衰退への危機感
こうした状況に書き手である作家は、危機感を募らせている。「G2」に掲載した「ルポ 外国人『隷属』労働者」で今年の大宅壮一ノンフィクション賞(雑誌部門)を受賞したジャーナリストの安田浩一さんは「ここ15年くらい僕らは書く場所を失い続けてきた。生命維持装置を一つ一つ外されてゆくようなもの。発表の場がなければ書き手は減り、全体の質が低下して衰退する」と打ち明ける。
また、「G2」の青木さんは「かつては田中角栄氏や小泉純一郎氏など書くだけで読まれる取材対象があり、書き手についても沢木耕太郎さんのようにカリスマ的作家がいたが、今はどちらも生まれにくい」と、厳しい現状を指摘する。
紙媒体に代わる支え手として期待されるのがネットだ。
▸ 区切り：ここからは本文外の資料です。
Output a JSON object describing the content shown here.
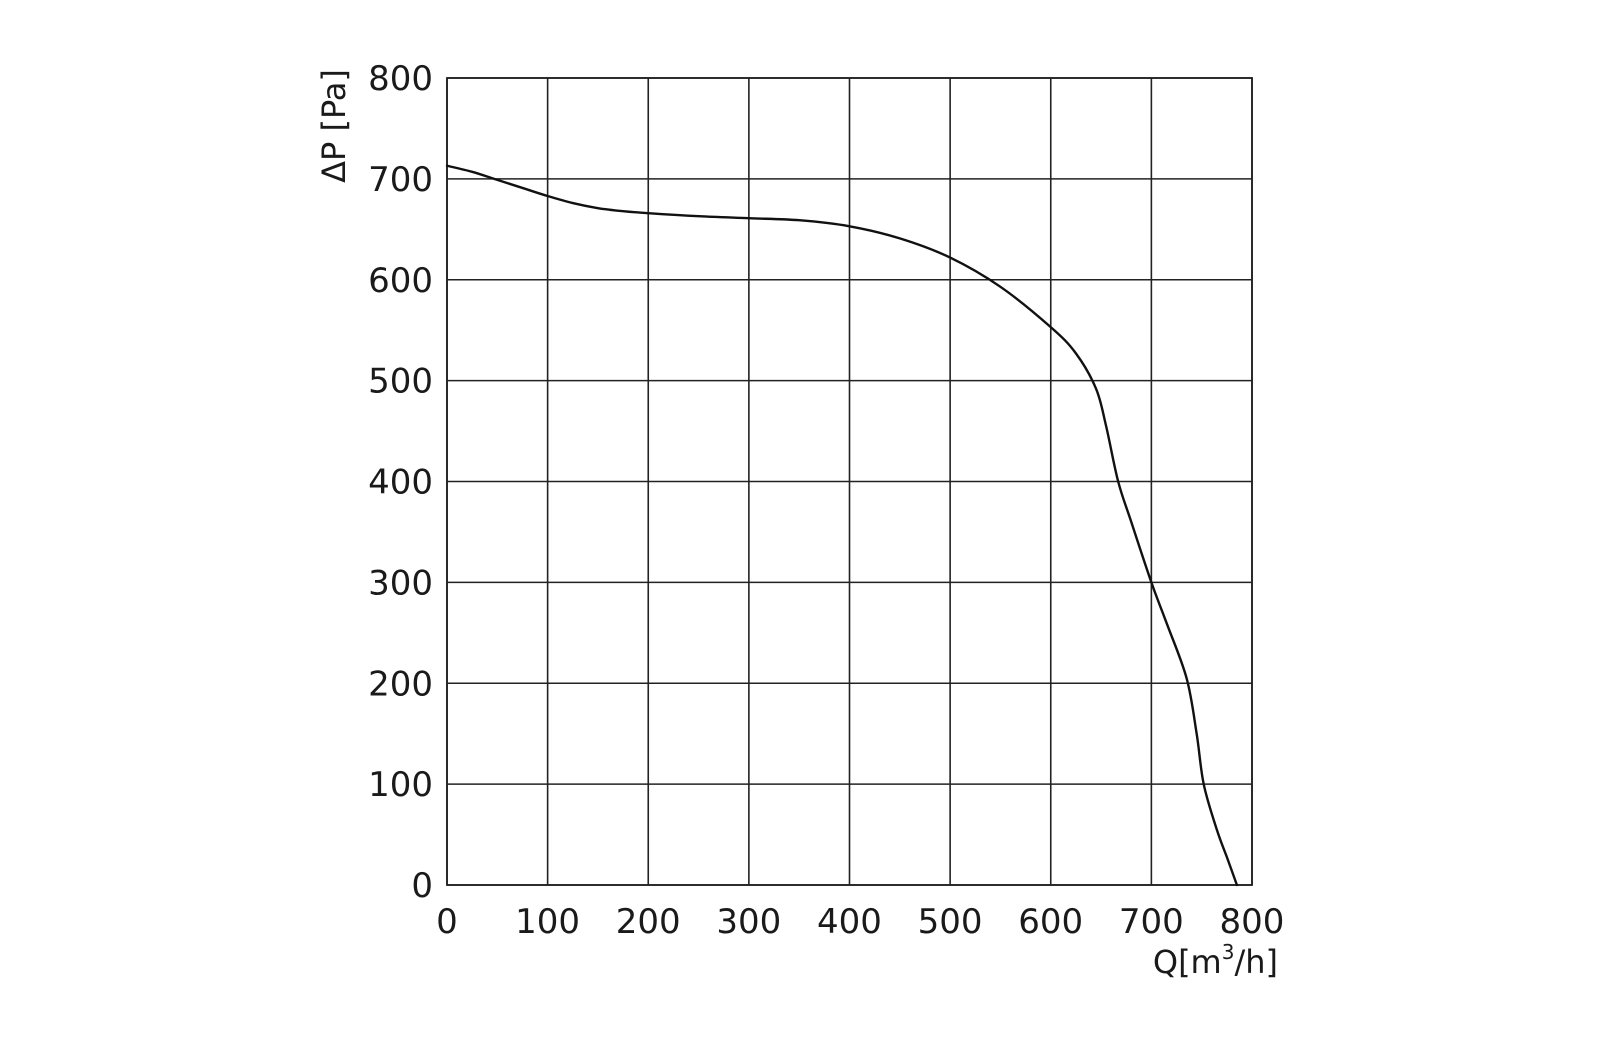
{
  "chart_data": {
    "type": "line",
    "title": "",
    "xlabel_base": "Q[m",
    "xlabel_sup": "3",
    "xlabel_tail": "/h]",
    "ylabel": "ΔP [Pa]",
    "xlim": [
      0,
      800
    ],
    "ylim": [
      0,
      800
    ],
    "x_ticks": [
      "0",
      "100",
      "200",
      "300",
      "400",
      "500",
      "600",
      "700",
      "800"
    ],
    "y_ticks": [
      "0",
      "100",
      "200",
      "300",
      "400",
      "500",
      "600",
      "700",
      "800"
    ],
    "grid": true,
    "legend": "none",
    "series": [
      {
        "color": "#111111",
        "points": [
          [
            0,
            713
          ],
          [
            25,
            707
          ],
          [
            50,
            699
          ],
          [
            75,
            691
          ],
          [
            100,
            683
          ],
          [
            125,
            676
          ],
          [
            150,
            671
          ],
          [
            175,
            668
          ],
          [
            200,
            666
          ],
          [
            250,
            663
          ],
          [
            300,
            661
          ],
          [
            350,
            659
          ],
          [
            400,
            653
          ],
          [
            450,
            641
          ],
          [
            500,
            622
          ],
          [
            550,
            593
          ],
          [
            600,
            553
          ],
          [
            625,
            527
          ],
          [
            645,
            492
          ],
          [
            655,
            455
          ],
          [
            667,
            400
          ],
          [
            680,
            360
          ],
          [
            700,
            300
          ],
          [
            715,
            260
          ],
          [
            735,
            205
          ],
          [
            745,
            150
          ],
          [
            752,
            100
          ],
          [
            765,
            55
          ],
          [
            776,
            25
          ],
          [
            785,
            0
          ]
        ]
      }
    ]
  }
}
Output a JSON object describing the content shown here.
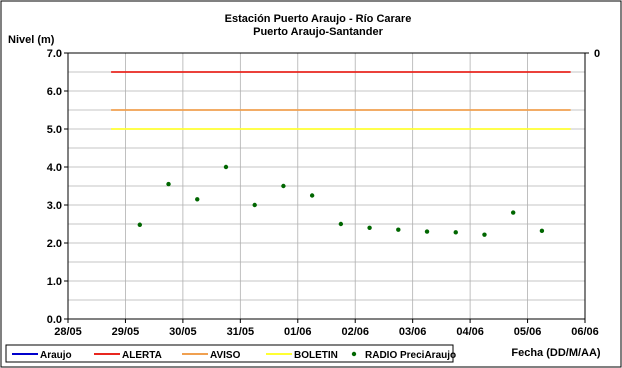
{
  "chart_data": {
    "type": "scatter",
    "title": "Estación Puerto Araujo - Río Carare",
    "subtitle": "Puerto Araujo-Santander",
    "ylabel": "Nivel (m)",
    "xlabel": "Fecha (DD/M/AA)",
    "ylim": [
      0,
      7
    ],
    "yticks": [
      "0.0",
      "1.0",
      "2.0",
      "3.0",
      "4.0",
      "5.0",
      "6.0",
      "7.0"
    ],
    "y2ticks": [
      "0"
    ],
    "xlim": [
      "2009-05-28",
      "2009-06-06"
    ],
    "xticks": [
      "28/05",
      "29/05",
      "30/05",
      "31/05",
      "01/06",
      "02/06",
      "03/06",
      "04/06",
      "05/06",
      "06/06"
    ],
    "grid": true,
    "legend_position": "bottom",
    "thresholds": [
      {
        "name": "ALERTA",
        "value": 6.5,
        "color": "#e8261f",
        "x_start": "2009-05-28 18:00",
        "x_end": "2009-06-05 18:00"
      },
      {
        "name": "AVISO",
        "value": 5.5,
        "color": "#f0a050",
        "x_start": "2009-05-28 18:00",
        "x_end": "2009-06-05 18:00"
      },
      {
        "name": "BOLETIN",
        "value": 5.0,
        "color": "#ffff33",
        "x_start": "2009-05-28 18:00",
        "x_end": "2009-06-05 18:00"
      }
    ],
    "series": [
      {
        "name": "Araujo",
        "color": "#0000cc",
        "style": "line",
        "points": []
      },
      {
        "name": "RADIO",
        "color": "#006600",
        "style": "marker",
        "points": [
          {
            "x": "2009-05-29 06:00",
            "y": 2.48
          },
          {
            "x": "2009-05-29 18:00",
            "y": 3.55
          },
          {
            "x": "2009-05-30 06:00",
            "y": 3.15
          },
          {
            "x": "2009-05-30 18:00",
            "y": 4.0
          },
          {
            "x": "2009-05-31 06:00",
            "y": 3.0
          },
          {
            "x": "2009-05-31 18:00",
            "y": 3.5
          },
          {
            "x": "2009-06-01 06:00",
            "y": 3.25
          },
          {
            "x": "2009-06-01 18:00",
            "y": 2.5
          },
          {
            "x": "2009-06-02 06:00",
            "y": 2.4
          },
          {
            "x": "2009-06-02 18:00",
            "y": 2.35
          },
          {
            "x": "2009-06-03 06:00",
            "y": 2.3
          },
          {
            "x": "2009-06-03 18:00",
            "y": 2.28
          },
          {
            "x": "2009-06-04 06:00",
            "y": 2.22
          },
          {
            "x": "2009-06-04 18:00",
            "y": 2.8
          },
          {
            "x": "2009-06-05 06:00",
            "y": 2.32
          }
        ]
      },
      {
        "name": "PreciAraujo",
        "color": "#000000",
        "style": "none",
        "points": []
      }
    ]
  }
}
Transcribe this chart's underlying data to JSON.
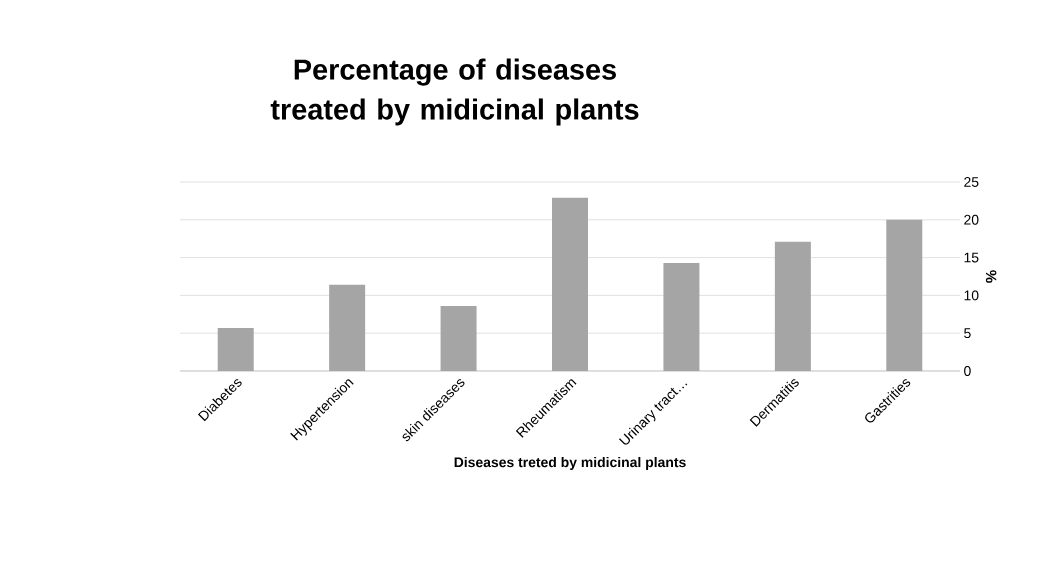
{
  "chart_data": {
    "type": "bar",
    "title": "Percentage of diseases treated by midicinal plants",
    "xlabel": "Diseases treted by midicinal plants",
    "ylabel": "%",
    "categories": [
      "Diabetes",
      "Hypertension",
      "skin diseases",
      "Rheumatism",
      "Urinary tract…",
      "Dermatitis",
      "Gastrities"
    ],
    "values": [
      5.7,
      11.4,
      8.6,
      22.9,
      14.3,
      17.1,
      20.0
    ],
    "color": "#a5a5a5",
    "ylim": [
      0,
      25
    ],
    "yticks": [
      0,
      5,
      10,
      15,
      20,
      25
    ],
    "grid": "y"
  }
}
だが情報消費のスピードが増し、ネットでは時間や労力をかけて取材した記事より、まとめサイトのように手軽に要点を知ることができる記事の方が読まれる傾向にある。「ネットの可能性は否定しないが、ネットメディアの記事の多くは現場に足を運んでこそ書ける身体性が薄く、風景が見えてこない。ただ、今の状況は問題に気づきながら何もできなかった僕らや業界の怠慢でもある。何ができるかを真剣に考えなければならない」と安田さんは言う。